Ramsey, Minnesota – A four-hour autopsy on music superstar Prince was conducted on Friday at the Midwest Medical Examiner’s Office in Ramsey, Minnesota, CNN reported. Investigators didn’t find evidence of trauma on his body, Sheriff Jim Olson said. He also clarified that there are no obvious signs of suicide, but it could take weeks to have the complete set of results, Martha Weaver said.
The Sheriff’s Office released the news on Friday afternoon, but the medical examiner’s office said that it would not publish any details until all the results are obtained.
The autopsy began early Friday, a day after Prince’s death stunned the world. The 57-year-old music star’s full name was Prince Rogers Nelson. He was found dead in an elevator at his studio in Chanhassen, Minnesota.
Authorities said paramedics unsuccessfully tried to perform CPR to revive him and Prince was pronounced dead at 10:07 a.m.
Earlier this month, the worldwide acclaimed artist postponed two shows he’d been set to perform at the Fox Theatre in Atlanta. The Fox said in a statement that he was “battling the flu.” Prince was able to take the stage a week later to perform unusually short sets, with each one lasting 80 minutes. It was just him at his piano playing his classic songs.
On April 15, he made an emergency landing as he was headed back home to Minnesota. The star was rushed to a hospital in Moline, Illinois. He appeared on Saturday before a group of fans at a Paisley Park dance party, where he was shown a new purple Yamaha piano and a guitar that was made for the artist in Europe.

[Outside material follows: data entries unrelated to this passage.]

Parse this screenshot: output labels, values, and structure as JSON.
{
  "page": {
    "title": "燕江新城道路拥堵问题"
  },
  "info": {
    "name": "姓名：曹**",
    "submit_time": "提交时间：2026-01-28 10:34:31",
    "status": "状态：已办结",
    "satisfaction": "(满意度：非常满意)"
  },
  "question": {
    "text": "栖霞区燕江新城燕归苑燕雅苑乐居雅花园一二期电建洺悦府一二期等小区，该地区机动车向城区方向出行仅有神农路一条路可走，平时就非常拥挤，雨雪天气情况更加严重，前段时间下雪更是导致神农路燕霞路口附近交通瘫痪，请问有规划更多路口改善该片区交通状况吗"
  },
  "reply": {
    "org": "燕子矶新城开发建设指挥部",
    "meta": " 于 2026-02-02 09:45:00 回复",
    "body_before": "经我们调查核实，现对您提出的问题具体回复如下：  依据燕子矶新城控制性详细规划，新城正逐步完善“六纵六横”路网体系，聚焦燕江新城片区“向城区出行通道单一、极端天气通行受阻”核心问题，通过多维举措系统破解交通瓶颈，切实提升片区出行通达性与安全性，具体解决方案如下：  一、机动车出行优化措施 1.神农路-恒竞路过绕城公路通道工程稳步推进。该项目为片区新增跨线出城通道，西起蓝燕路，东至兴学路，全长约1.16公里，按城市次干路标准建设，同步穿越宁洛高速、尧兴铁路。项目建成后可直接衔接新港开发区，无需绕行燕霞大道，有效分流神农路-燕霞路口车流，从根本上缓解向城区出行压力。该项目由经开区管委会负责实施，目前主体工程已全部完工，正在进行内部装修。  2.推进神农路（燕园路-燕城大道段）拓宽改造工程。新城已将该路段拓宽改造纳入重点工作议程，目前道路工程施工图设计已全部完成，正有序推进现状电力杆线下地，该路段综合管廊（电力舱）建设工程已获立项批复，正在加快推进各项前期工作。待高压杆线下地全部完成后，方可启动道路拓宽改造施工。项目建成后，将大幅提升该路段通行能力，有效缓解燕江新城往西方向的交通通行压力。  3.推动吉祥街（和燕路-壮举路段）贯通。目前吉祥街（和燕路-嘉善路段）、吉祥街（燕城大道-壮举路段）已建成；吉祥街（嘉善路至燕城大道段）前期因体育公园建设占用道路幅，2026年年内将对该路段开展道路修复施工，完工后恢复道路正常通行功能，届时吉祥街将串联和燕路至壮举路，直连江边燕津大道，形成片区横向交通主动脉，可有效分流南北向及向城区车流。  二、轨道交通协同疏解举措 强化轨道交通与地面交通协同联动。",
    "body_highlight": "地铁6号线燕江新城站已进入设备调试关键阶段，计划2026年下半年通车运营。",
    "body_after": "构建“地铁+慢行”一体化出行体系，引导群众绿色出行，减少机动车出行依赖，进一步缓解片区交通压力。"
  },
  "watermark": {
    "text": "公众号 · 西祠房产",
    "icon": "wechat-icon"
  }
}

Minneapolis Star Tribune critic Jon Bream wrote on Sunday that his appearance was intended to prove he was well after the exaggerated reports of his health. Bream pointed out that Prince showed off his new guitar but didn’t play it. His appearance wasn’t aimed at performing at all.
Prince’s ‘Purple Rain’
Prince earned 30 Grammy nominations and won seven awards. He was known for creating the so-called Minneapolis sound, a unique and funky blend of synth, pop, and new wave. He was considered an iconic figure of the 1980s, though his fame never fell through the years. The artist reached the height of fame with “Purple Rain” a 1984 film about an aspiring musician, his budding romance, and struggles in life.
“When I heard (the news of his death), it was like the finality of a giant chapter of my life knowing that there would be no more music,” said Allison Werthmann-Radnich, a fan who danced on the streets of Minneapolis as a tribute to Prince, CNN reported.